The patient made an uneventful recovery. Histopathological examination of the
rectum confirmed the diagnosis of a leiomyoma with degeneration.
Figure
1. Operative findings. The uterus (U), the right fallopian tube (RFT) and ovary
(RO), and the leiomyoma (L) arising from the right uteroovarian ligament
(between arrows) are seen.
Figure
2. Leiomyoma.
Discussion
Uterine
leiomyomas are benign smooth muscle tumors, that usually arise within the
myometrium.[1] They may remain within the myometrium, or may grow towards its
external or internal surface to become subserous and submucous leiomyomas
respectively. Sometimes they arise from structures attached to the uterus, such
as the broad ligaments, round ligaments, vagina, and the uteroovarian
ligaments. Subserous pedunculated leiomyomas may become adherent to vascular
structures like bowel and omentum and derive their blood supply from them.[1]

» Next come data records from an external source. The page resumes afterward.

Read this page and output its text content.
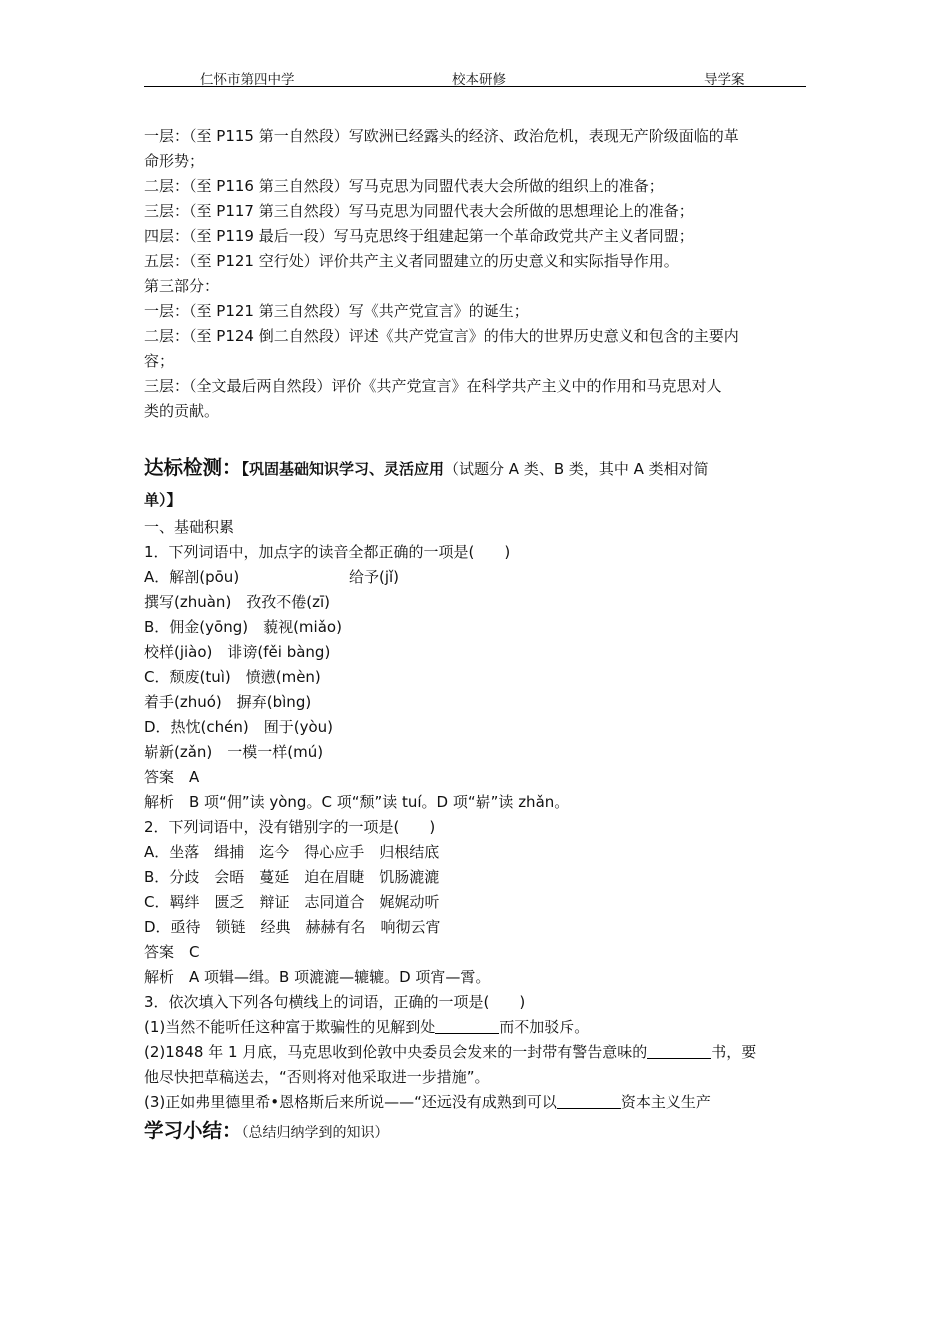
仁怀市第四中学	校本研修	导学案

一层：（至 P115 第一自然段）写欧洲已经露头的经济、政治危机，表现无产阶级面临的革

命形势；

二层：（至 P116 第三自然段）写马克思为同盟代表大会所做的组织上的准备；

三层：（至 P117 第三自然段）写马克思为同盟代表大会所做的思想理论上的准备；

四层：（至 P119 最后一段）写马克思终于组建起第一个革命政党共产主义者同盟；

五层：（至 P121 空行处）评价共产主义者同盟建立的历史意义和实际指导作用。

第三部分：

一层：（至 P121 第三自然段）写《共产党宣言》的诞生；

二层：（至 P124 倒二自然段）评述《共产党宣言》的伟大的世界历史意义和包含的主要内

容；

三层：（全文最后两自然段）评价《共产党宣言》在科学共产主义中的作用和马克思对人

类的贡献。

达标检测：【巩固基础知识学习、灵活应用（试题分 A 类、B 类，其中 A 类相对简

单）】

一、基础积累

1．下列词语中，加点字的读音全都正确的一项是(　　)

A．解剖(pōu)	给予(jǐ)

撰写(zhuàn)　孜孜不倦(zī)

B．佣金(yōng)　藐视(miǎo)

校样(jiào)　诽谤(fěi bàng)

C．颓废(tuì)　愤懑(mèn)

着手(zhuó)　摒弃(bìng)

D．热忱(chén)　囿于(yòu)

崭新(zǎn)　一模一样(mú)

答案　A

解析　B 项“佣”读 yòng。C 项“颓”读 tuí。D 项“崭”读 zhǎn。

2．下列词语中，没有错别字的一项是(　　)

A．坐落　缉捕　迄今　得心应手　归根结底

B．分歧　会晤　蔓延　迫在眉睫　饥肠漉漉

C．羁绊　匮乏　辩证　志同道合　娓娓动听

D．亟待　锁链　经典　赫赫有名　响彻云宵

答案　C

解析　A 项辑—缉。B 项漉漉—辘辘。D 项宵—霄。

3．依次填入下列各句横线上的词语，正确的一项是(　　)

(1)当然不能听任这种富于欺骗性的见解到处	而不加驳斥。

(2)1848 年 1 月底，马克思收到伦敦中央委员会发来的一封带有警告意味的	书，要

他尽快把草稿送去，“否则将对他采取进一步措施”。

(3)正如弗里德里希•恩格斯后来所说——“还远没有成熟到可以	资本主义生产

学习小结：（总结归纳学到的知识）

When such leiomyomas lose their connection with the uterus, they become
wandering leiomyomas. This occurs when their blood supply from the uterus
diminishes and cannot sustain them. A similar occurrence is seen with
leiomyomas which arise from relatively avascular structures like the round
ligaments and uteroovarian ligaments.[2,3,4] The right uteroovarian ligament
leiomyoma in the case presented probably outgrew its blood supply through the
ligament. Hence it became adherent to the back of the uterus, the anterior wall
and the floor of the pouch of Douglas , and
rectum. A diagnosis of its origin could not be made preoperatively because it
was firmly adherent to the uterus and mimicked intramural leiomyoma. It was
considerably larger than the uterus, but was not responsible for the
infertility of the woman. Since it had not developed from the myometrium, it
did not have a pseudocapsule, and hence a plane could not be found to shell it
out. It had degenerated as a result of reduction in its blood supply, and hence
could not be dissected off easily. The first logical step was to separate it
from the ovary. Then its anterior surface could be accessed for dissection.

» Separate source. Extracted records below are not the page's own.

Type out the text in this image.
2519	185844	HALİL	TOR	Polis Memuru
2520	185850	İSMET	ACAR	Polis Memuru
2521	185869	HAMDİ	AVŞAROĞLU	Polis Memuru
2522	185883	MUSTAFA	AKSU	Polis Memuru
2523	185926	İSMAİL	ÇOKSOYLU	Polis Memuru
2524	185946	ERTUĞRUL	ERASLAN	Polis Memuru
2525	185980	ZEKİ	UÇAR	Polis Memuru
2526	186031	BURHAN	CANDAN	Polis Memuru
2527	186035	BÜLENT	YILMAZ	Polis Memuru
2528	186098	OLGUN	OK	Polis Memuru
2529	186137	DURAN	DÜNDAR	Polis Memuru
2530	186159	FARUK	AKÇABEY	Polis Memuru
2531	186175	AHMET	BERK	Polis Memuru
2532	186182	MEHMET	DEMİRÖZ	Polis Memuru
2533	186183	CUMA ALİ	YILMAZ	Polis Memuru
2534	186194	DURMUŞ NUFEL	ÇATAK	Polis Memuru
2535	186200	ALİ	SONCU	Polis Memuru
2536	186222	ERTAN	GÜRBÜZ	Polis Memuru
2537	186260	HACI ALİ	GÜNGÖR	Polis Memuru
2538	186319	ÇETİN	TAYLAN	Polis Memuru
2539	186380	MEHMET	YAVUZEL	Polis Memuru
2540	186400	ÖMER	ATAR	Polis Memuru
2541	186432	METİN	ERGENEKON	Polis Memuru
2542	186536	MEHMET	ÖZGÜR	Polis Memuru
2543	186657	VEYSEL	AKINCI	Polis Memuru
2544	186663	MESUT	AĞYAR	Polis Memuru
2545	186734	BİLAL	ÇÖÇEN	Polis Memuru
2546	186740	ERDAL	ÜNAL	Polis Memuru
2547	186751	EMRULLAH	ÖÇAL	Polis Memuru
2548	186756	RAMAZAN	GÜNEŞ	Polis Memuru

After its anterior surface was free, it could be separated from the floor of
the pouch of Douglas , passing backwards up to
the rectum. Thus the rectum could be protected during its separation from the
leiomyoma. The serosal edges of the raw portion on the back of the uterus could
be approximated easily. The ovary was sutured to the upper part of this suture
line, covering it so as to prevent postoperative adhesions.[5] The defect in
the peritoneum on floor of the pouch of Douglas
and upper 0.5 cm of the anterior surface of the rectum was not sutured, as that
would possibly kink the rectum. Placement of a drain locally ensured keeping
the area dry and allow serosal healing.
References
- Breech LL, Rock JA. Leiomyomata uteri and myomectomy. In Rock JA, Jones HW III, editors. Te Linde’s Operative Gynecology. 10th ed. New Delhi: Wolters Kluwer Health – Lippincott Williams & Wilkins 2008; pp. 687-726.

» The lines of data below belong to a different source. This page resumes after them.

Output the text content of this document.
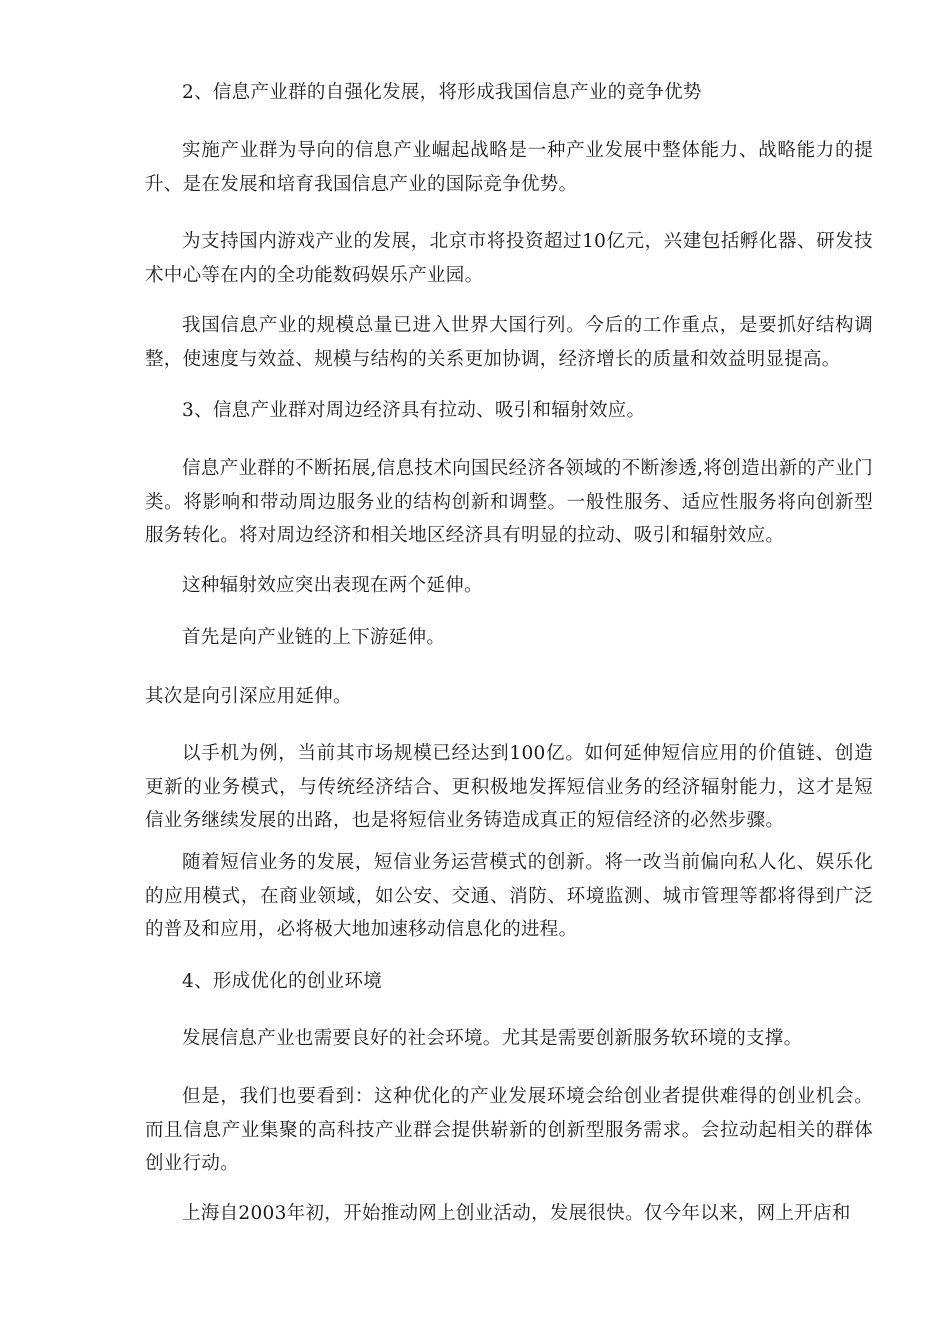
2、信息产业群的自强化发展，将形成我国信息产业的竞争优势

实施产业群为导向的信息产业崛起战略是一种产业发展中整体能力、战略能力的提升、是在发展和培育我国信息产业的国际竞争优势。

为支持国内游戏产业的发展，北京市将投资超过10亿元，兴建包括孵化器、研发技术中心等在内的全功能数码娱乐产业园。

我国信息产业的规模总量已进入世界大国行列。今后的工作重点，是要抓好结构调整，使速度与效益、规模与结构的关系更加协调，经济增长的质量和效益明显提高。

3、信息产业群对周边经济具有拉动、吸引和辐射效应。

信息产业群的不断拓展,信息技术向国民经济各领域的不断渗透,将创造出新的产业门类。将影响和带动周边服务业的结构创新和调整。一般性服务、适应性服务将向创新型服务转化。将对周边经济和相关地区经济具有明显的拉动、吸引和辐射效应。

这种辐射效应突出表现在两个延伸。

首先是向产业链的上下游延伸。

其次是向引深应用延伸。

以手机为例，当前其市场规模已经达到100亿。如何延伸短信应用的价值链、创造更新的业务模式，与传统经济结合、更积极地发挥短信业务的经济辐射能力，这才是短信业务继续发展的出路，也是将短信业务铸造成真正的短信经济的必然步骤。

随着短信业务的发展，短信业务运营模式的创新。将一改当前偏向私人化、娱乐化的应用模式，在商业领域，如公安、交通、消防、环境监测、城市管理等都将得到广泛的普及和应用，必将极大地加速移动信息化的进程。

4、形成优化的创业环境

发展信息产业也需要良好的社会环境。尤其是需要创新服务软环境的支撑。

但是，我们也要看到：这种优化的产业发展环境会给创业者提供难得的创业机会。而且信息产业集聚的高科技产业群会提供崭新的创新型服务需求。会拉动起相关的群体创业行动。

上海自2003年初，开始推动网上创业活动，发展很快。仅今年以来，网上开店和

- Yoldemir T, Atasayan K, Eraslan A. A giant extra-uterine fibroma originating from an utero-ovarian ligament initially diagnosed as an ovarian tumour. Marmara Medical Journal 2014; 27: 132-3 DOI: 10.5472/MMJ.2014.03084.1
- Buttram VC Jr, Reiter RC. Uterine leiomyomata: etiology, symptomatology, and management. Fertil Steril 1981; 36:433-45.
- Fasih N, Prasad Shanbhogue AK, Macdonald DB, et al. Leiomyomas beyond the uterus: Unusual locations, rare manifestations. RadioGraphics 2008; 28:1931-48.
- Parulekar SV. Practical Gynecology and Obstetrics. 5th ed. Mumbai: Vora Medical Publications; 2011.
Valvi D, Parulekar SV. Uteroovarian Ligament Leiomyoma. JPGO 2015. Volume 3 No. 1.